Individual-Source618@reddit
why does the PP drop with context length despite having the same number of token to process (512) ? The KV isnt enabled ?
AzerbaijanNyan@reddit (OP)
I added the llama-bench command to the post in case anyone wants to compare. Thanks for the heads up, should have added it from the start since it's hard to judge the numbers otherwise.
Top-Outside-9322@reddit
Crazy how that 780M is actually holding its own with 128GB of shared memory, those MoE numbers look pretty solid for what you paid back in September
The power draw at 75W under load is honestly impressive for running 120B models - beats the hell out of spinning up a 4090 just for inference
AzerbaijanNyan@reddit (OP)
Absolutely, I have a triple GPU server for more demanding work but I hardly ever fire it up nowadays since the mini pc handles most tasks fine.

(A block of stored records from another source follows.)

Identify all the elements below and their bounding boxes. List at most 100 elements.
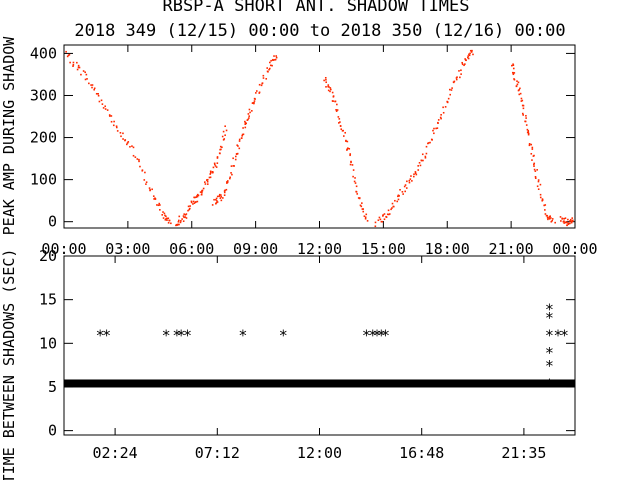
- peak-amp-point: [390, 208, 392, 211]
- peak-amp-point: [425, 145, 428, 148]
- peak-amp-point: [435, 127, 437, 130]
- peak-amp-point: [234, 158, 237, 161]
- peak-amp-point: [170, 222, 172, 225]
- peak-amp-point: [340, 128, 343, 130]
- peak-amp-point: [346, 149, 348, 151]
- peak-amp-point: [468, 54, 471, 57]
- peak-amp-point: [208, 176, 211, 179]
- peak-amp-point: [244, 126, 247, 129]
- peak-amp-point: [467, 56, 469, 59]
- peak-amp-point: [406, 180, 408, 183]
- peak-amp-point: [151, 188, 153, 191]
- peak-amp-point: [533, 163, 535, 166]
- peak-amp-point: [122, 132, 124, 135]
- peak-amp-point: [349, 163, 352, 166]
- time-between-x-tick-label: 07:12: [195, 444, 240, 462]
- peak-amp-point: [138, 160, 140, 163]
- peak-amp-point: [352, 169, 355, 171]
- peak-amp-point: [269, 61, 271, 64]
- peak-amp-point: [433, 127, 435, 130]
- peak-amp-point: [518, 88, 521, 91]
- peak-amp-point: [226, 180, 229, 182]
- peak-amp-point: [122, 138, 124, 140]
- peak-amp-point: [385, 216, 388, 218]
- peak-amp-point: [197, 194, 200, 197]
- peak-amp-point: [274, 59, 276, 61]
- chart-title: RBSP-A SHORT ANT. SHADOW TIMES: [162, 0, 469, 16]
- peak-amp-point: [242, 127, 244, 129]
- peak-amp-point: [332, 95, 335, 98]
- peak-amp-point: [539, 196, 542, 199]
- peak-amp-point: [525, 114, 527, 117]
- peak-amp-point: [213, 198, 215, 201]
- peak-amp-point: [378, 216, 381, 219]
- peak-amp-point: [181, 218, 183, 220]
- peak-amp-point: [200, 193, 203, 196]
- peak-amp-point: [222, 139, 225, 141]
- peak-amp-point: [381, 220, 384, 223]
- peak-amp-point: [102, 107, 105, 109]
- peak-amp-point: [164, 219, 167, 221]
- peak-amp-point: [68, 53, 71, 56]
- peak-amp-point: [242, 133, 245, 136]
- peak-amp-point: [522, 104, 525, 107]
- peak-amp-point: [267, 70, 269, 73]
- peak-amp-point: [444, 106, 447, 108]
- peak-amp-point: [153, 198, 155, 200]
- peak-amp-point: [332, 100, 334, 102]
- peak-amp-point: [329, 87, 332, 89]
- peak-amp-point: [248, 117, 250, 119]
- peak-amp-point: [325, 86, 327, 88]
- peak-amp-point: [380, 220, 383, 223]
- peak-amp-point: [570, 220, 573, 223]
- peak-amp-point: [472, 53, 474, 56]
- peak-amp-point: [185, 213, 188, 215]
- peak-amp-point: [533, 165, 535, 167]
- peak-amp-point: [161, 214, 164, 216]
- peak-amp-point: [453, 80, 456, 83]
- peak-amp-point: [411, 180, 413, 182]
- peak-amp-point: [533, 168, 536, 171]
- peak-amp-point: [215, 198, 217, 201]
- peak-amp-point: [526, 131, 529, 134]
- peak-amp-point: [432, 129, 434, 132]
- peak-amp-point: [399, 188, 401, 191]
- peak-amp-point: [234, 155, 237, 158]
- peak-amp-point: [571, 217, 574, 219]
- peak-amp-point: [342, 135, 345, 137]
- peak-amp-point: [464, 59, 467, 61]
- peak-amp-point: [419, 164, 422, 167]
- peak-amp-point: [204, 183, 207, 185]
- peak-amp-point: [511, 64, 513, 67]
- peak-amp-point: [158, 202, 161, 205]
- peak-amp-point: [536, 169, 538, 171]
- peak-amp-point: [569, 222, 571, 225]
- peak-amp-point: [206, 179, 208, 181]
- peak-amp-point: [539, 183, 542, 186]
- peak-amp-point: [220, 148, 222, 151]
- peak-amp-point: [213, 162, 216, 165]
- peak-amp-point: [362, 210, 365, 213]
- peak-amp-point: [162, 211, 164, 213]
- peak-amp-point: [421, 153, 424, 156]
- peak-amp-point: [159, 204, 161, 206]
- peak-amp-point: [386, 213, 389, 216]
- peak-amp-point: [252, 102, 254, 104]
- time-between-star-marker: *: [377, 327, 386, 345]
- peak-amp-point: [567, 222, 570, 224]
- peak-amp-point: [394, 199, 396, 202]
- peak-amp-point: [569, 220, 571, 222]
- peak-amp-point: [521, 112, 524, 115]
- peak-amp-point: [516, 80, 518, 82]
- peak-amp-point: [537, 188, 540, 191]
- peak-amp-point: [145, 183, 147, 185]
- peak-amp-point: [104, 108, 107, 110]
- peak-amp-point: [98, 100, 101, 103]
- peak-amp-point: [136, 158, 139, 160]
- peak-amp-point: [78, 66, 81, 69]
- time-between-y-tick-label: 20: [39, 247, 57, 265]
- peak-amp-point: [516, 83, 519, 86]
- peak-amp-point: [262, 74, 265, 77]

It's a shame the prices are what they are now since I feel this setup with gpt-oss 120B is near ideal for small businesses/office tasks where you don't want to/can use cloud services.
1ncehost@reddit
I think these basic amd apu builds are super cool for homelab kind of stuff. Those numbers are surprisingly fast on those size of models. Too bad ram prices make this seem much less attractive right now.